The Honda Urban EV concept looks like an homage to the first-generation Civic from the 1970s. But it’s actually a preview of a new electric car Honda plans to launch in a couple of years. Like those early Civics, the design emphasizes simplicity over flashiness.
With its flat front fascia, round headlights, and basic hatchback shape, the Urban EV concept’s exterior is anything but complex. The car’s low stance, short front and rear overhangs, and wide track give it a purposeful look, however. The Urban EV is slightly shorter than a current-generation Honda Fit.
Honda’s designers also exercised restraint when it came to the interior. There are virtually no controls on the simple dashboard, with most functions handled by a screen that runs the length of the dash and even extends onto the doors. You could say it takes the Tesla Model 3 dashboard-screen concept a step further.
Refreshingly for a modern design, the front pillars are very thin, enhancing outward visibility. Another touch not seen on many modern cars is a front bench seat in place of the more common bucket seats. The Urban EV concept also features rear-hinged suicide doors, like you might find on a Rolls-Royce Dawn, and cameras in place of rearview mirrors. The latter feature is becoming common on concept cars, but faces stiff resistance from regulators.
Honda did not provide any details on the powertrain, but it did note that the Urban EV concept is capable of discharging power from its battery pack into the grid, allowing the car to act as a mobile energy-storage unit. The concept is also equipped with the Honda Automated Network Assistant, a virtual concierge that “learns from the driver by detecting emotions behind their judgments,” according to Honda. This somewhat creepy-sounding feature can then make recommendations based on what it learns.

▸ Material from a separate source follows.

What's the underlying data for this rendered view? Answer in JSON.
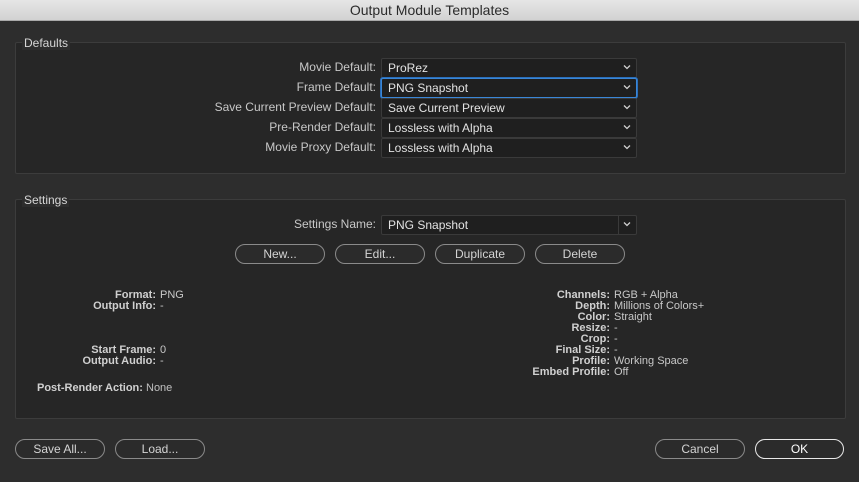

In a press conference at the Frankfurt Motor Show, Honda CEO Takahiro Hachigo confirmed that a production version of the Urban EV concept will go on sale in Europe in 2019. Going forward, Honda plans to offer a hybrid or all-electric powertrain in every model it sells in Europe. The company hasn’t said whether it will sell the Urban EV in the United States, but, until then, there’s always the Accord.